Figure 1. P2X₄ receptor current run‐down is reversed by acidic pH.

A, left: whole‐cell patch clamp recordings from a TsA cell expressing (wt)P2X₄‐EGFP illustrating receptor current run‐down upon repeated ATP application. Middle: run down of receptor currents upon repeated ATP application was fully abrogated by brief perfusion of cells with acidic bath solution (indicated by red bar). Right: normalized receptor currents from five individual cells following repetitive ATP application (every min) in the absence (no priming) or presence (pH 5 priming) of a 30 s wash with acidic bath solution before the final ATP application. Respective currents were normalized to the peak current measured in any single cell following the initial ATP application (I _ref, as illustrated in A).
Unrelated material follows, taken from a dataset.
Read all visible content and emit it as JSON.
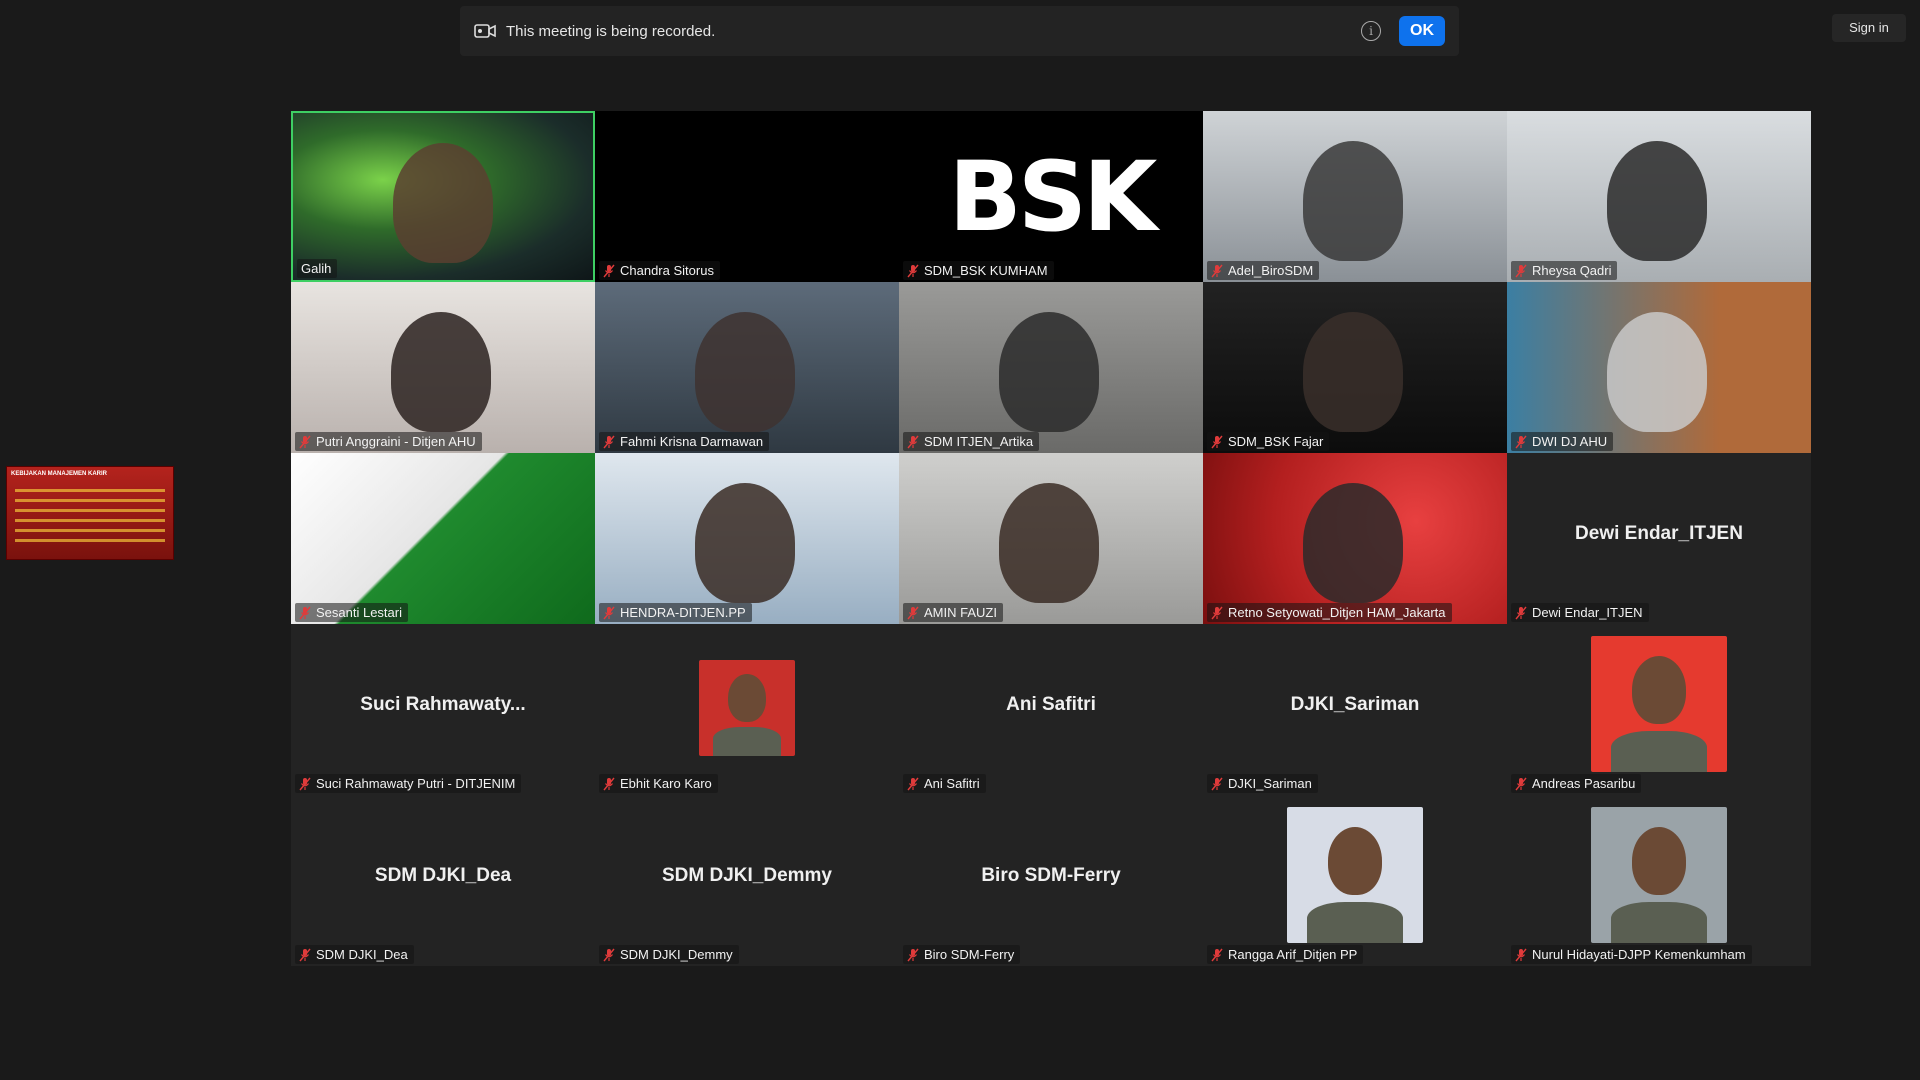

B, left, middle: whole‐cell patch clamp recordings from individual TsA cells expressing (wt)P2X₄‐EGFP with varying application times of priming solution (pH 5). Right: normalized receptor currents from eight individual cells following varying priming periods (pH 5). Current amplitudes following the first pH wash (I) were normalized to the peak current following the initial ATP application (I _ref). C, left, middle: fura‐2 ratio traces from individual HeLa cells expressing (wt)P2X₄‐EGFP. Cells were stimulated with 100 μm ATP for 3 min, followed by a recovery period of 4 min before perfusion with priming solution (1 min) of varying pH and before repeated ATP application. Right: graph depicting ratios of second/first Ca²⁺ peak following repetitive ATP application (5 min apart) in dependence on the pH of the priming solution before the second ATP application (n > 77 cells for each condition).